The trouble is, weird needs to be either shocking or amusing, and Rumours, is, unhappily for a movie that includes masturbating zombie bog people, neither. The gibberish-is-Swedish joke is the only one which lands. The audience at the Cannes Film Festival was desperate to laugh at the endless details of Maxime’s sex life, the dismissive attitude everyone has toward the Italian prime minister, or the way in which the French prime minister finds himself helpless in a wheelbarrow, but eventually everyone gave up trying to laugh and simply stared in disbelief.

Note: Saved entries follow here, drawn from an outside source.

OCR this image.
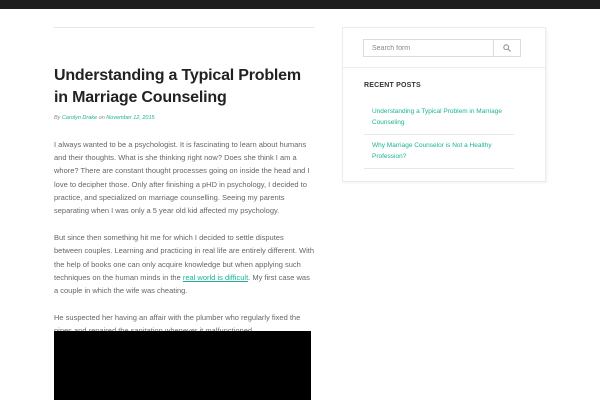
Understanding a Typical Problem in Marriage Counseling
By Carolyn Drake on November 12, 2015

I always wanted to be a psychologist. It is fascinating to learn about humans and their thoughts. What is she thinking right now? Does she think I am a whore? There are constant thought processes going on inside the head and I love to decipher those. Only after finishing a pHD in psychology, I decided to practice, and specialized on marriage counselling. Seeing my parents separating when I was only a 5 year old kid affected my psychology.

But since then something hit me for which I decided to settle disputes between couples. Learning and practicing in real life are entirely different. With the help of books one can only acquire knowledge but when applying such techniques on the human minds in the real world is difficult. My first case was a couple in which the wife was cheating.

He suspected her having an affair with the plumber who regularly fixed the

Search form
RECENT POSTS
Understanding a Typical Problem in Marriage Counseling
Why Marriage Counselor is Not a Healthy Profession?
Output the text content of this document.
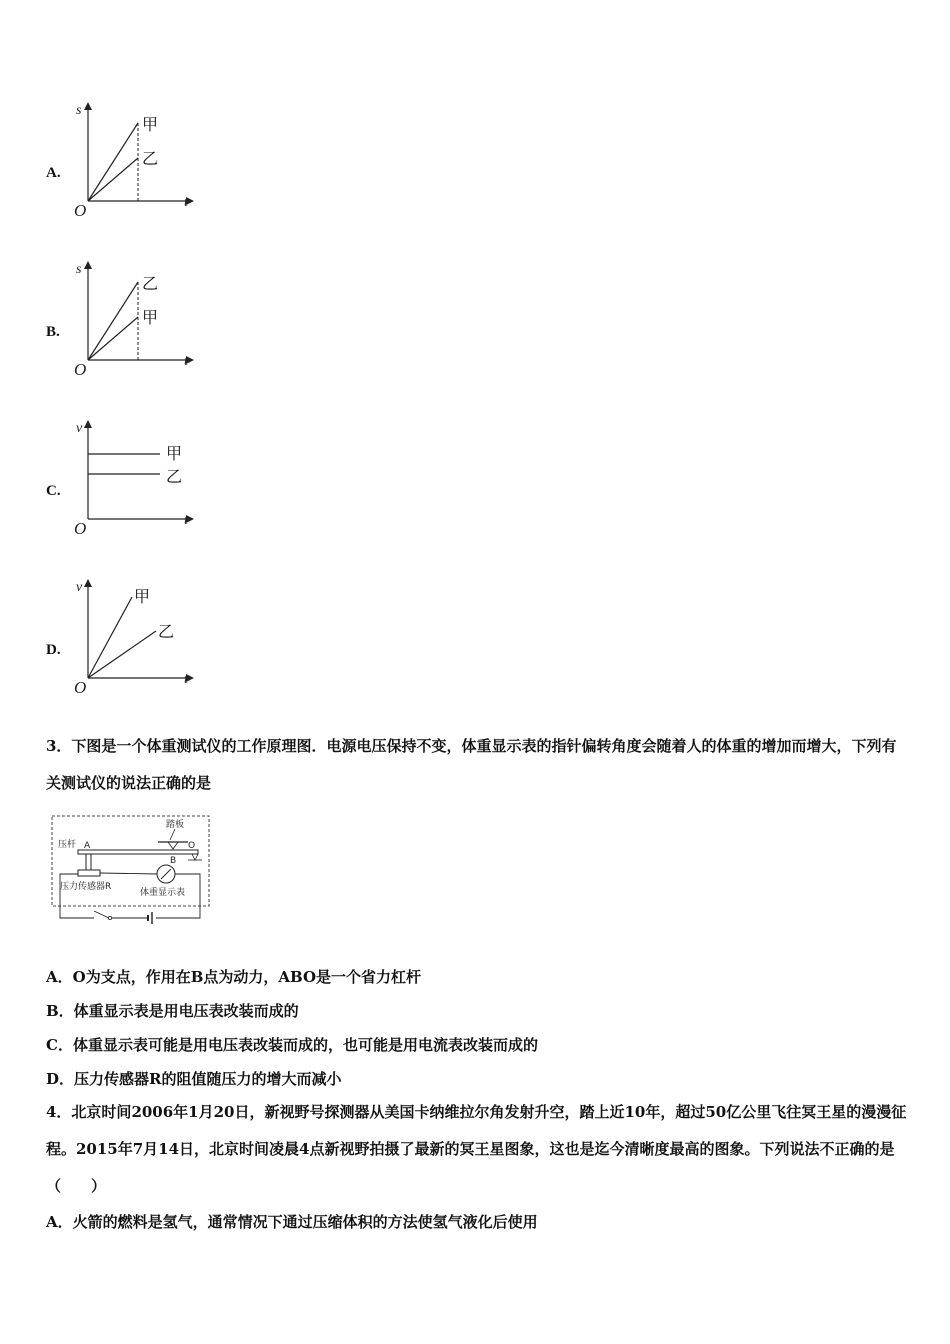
A.
s
t
O
甲
乙
B.
s
t
O
乙
甲
C.
v
t
O
甲
乙
D.
v
t
O
甲
乙
3．下图是一个体重测试仪的工作原理图．电源电压保持不变，体重显示表的指针偏转角度会随着人的体重的增加而增大，下列有关测试仪的说法正确的是
踏板
A
B
O
压杆
压力传感器R
体重显示表
A．O为支点，作用在B点为动力，ABO是一个省力杠杆
B．体重显示表是用电压表改装而成的
C．体重显示表可能是用电压表改装而成的，也可能是用电流表改装而成的
D．压力传感器R的阻值随压力的增大而减小
4．北京时间2006年1月20日，新视野号探测器从美国卡纳维拉尔角发射升空，踏上近10年，超过50亿公里飞往冥王星的漫漫征程。2015年7月14日，北京时间凌晨4点新视野拍摄了最新的冥王星图象，这也是迄今清晰度最高的图象。下列说法不正确的是（　　）
A．火箭的燃料是氢气，通常情况下通过压缩体积的方法使氢气液化后使用
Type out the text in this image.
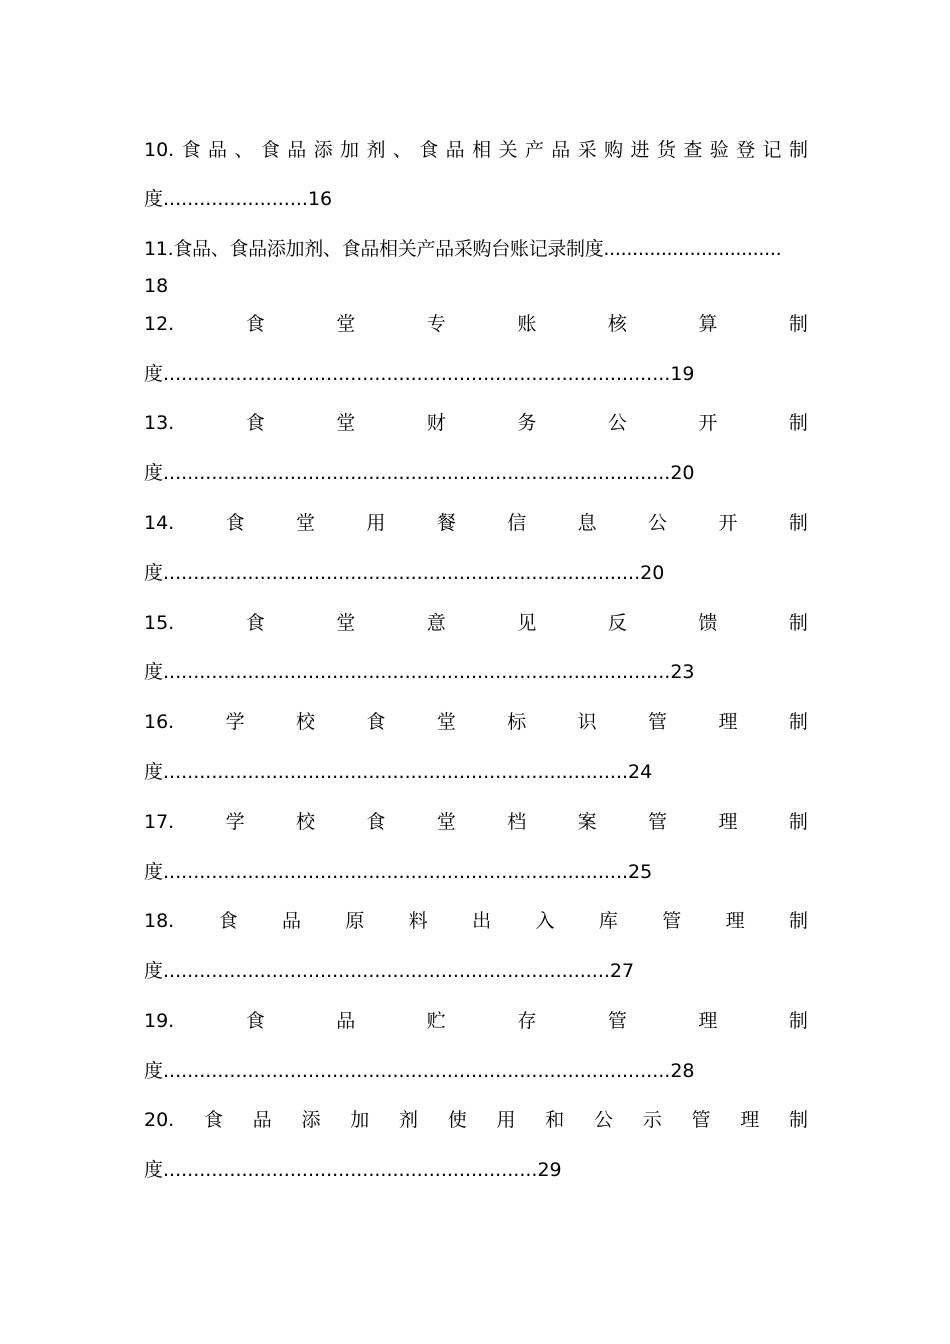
10. 食 品 、 食 品 添 加 剂 、 食 品 相 关 产 品 采 购 进 货 查 验 登 记 制
度........................16
11.食品、食品添加剂、食品相关产品采购台账记录制度...............................
18
12.	食	堂	专	账	核	算	制
度....................................................................................19
13.	食	堂	财	务	公	开	制
度....................................................................................20
14.	食	堂	用	餐	信	息	公	开	制
度...............................................................................20
15.	食	堂	意	见	反	馈	制
度....................................................................................23
16.	学	校	食	堂	标	识	管	理	制
度.............................................................................24
17.	学	校	食	堂	档	案	管	理	制
度.............................................................................25
18. 食 品 原 料 出 入 库 管 理 制
度..........................................................................27
19.	食	品	贮	存	管	理	制
度....................................................................................28
20. 食 品 添 加 剂 使 用 和 公 示 管 理 制
度..............................................................29
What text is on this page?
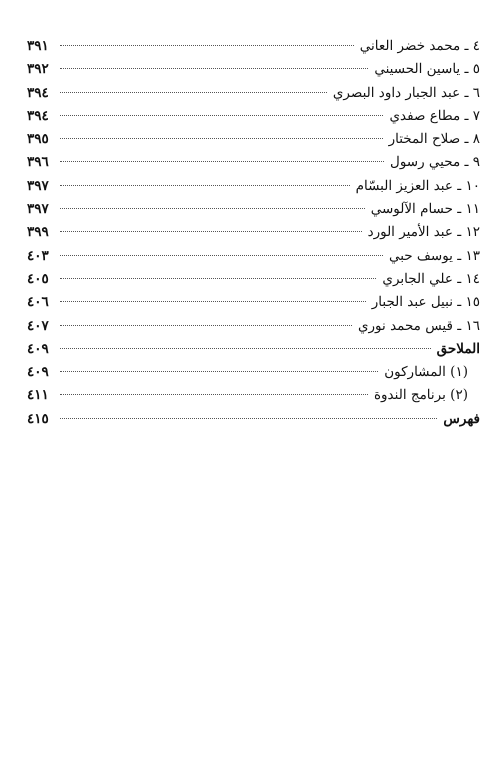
٤ ـ محمد خضر العاني
٣٩١
٥ ـ ياسين الحسيني
٣٩٢
٦ ـ عبد الجبار داود البصري
٣٩٤
٧ ـ مطاع صفدي
٣٩٤
٨ ـ صلاح المختار
٣٩٥
٩ ـ محيي رسول
٣٩٦
١٠ ـ عبد العزيز البسّام
٣٩٧
١١ ـ حسام الآلوسي
٣٩٧
١٢ ـ عبد الأمير الورد
٣٩٩
١٣ ـ يوسف حبي
٤٠٣
١٤ ـ علي الجابري
٤٠٥
١٥ ـ نبيل عبد الجبار
٤٠٦
١٦ ـ قيس محمد نوري
٤٠٧
الملاحق
٤٠٩
(١) المشاركون
٤٠٩
(٢) برنامج الندوة
٤١١
فهرس
٤١٥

The dialogue is largely an exercise to demonstrate how carefully these politicians are speaking to maximize how much it seems like they are doing while minimizing doing anything at all. It’s a masterclass in effective BS, but it was probably funnier on the page than it is acted out. On top of that, the first sight of the bog people was met with stunned silence, not the ideal response for the centerpiece of your weird movie. It’s bad enough that it’s not even a metaphor for the kind of people who put faith in the statements put out by the G7 in real life.
All that said, Ms. Amuka-Bird walks off with the movie, as her character is the driving force for much of the plot as well as the most empathetic. Ms. Blanchett does a great impression of a buttoned-up politician who you can tell used to be fun, and Mr. Dupuis gets to have a great time mocking the position of Canada on the global stage. But those of us who are not Canadian and therefore less used to the antics of Mr. Maddin will largely stare in amazement. It’s weird how a brilliant concept and a high-powered cast could go so wrong, and not in a good way.
Rumours is now playing at the Cannes Film Festival.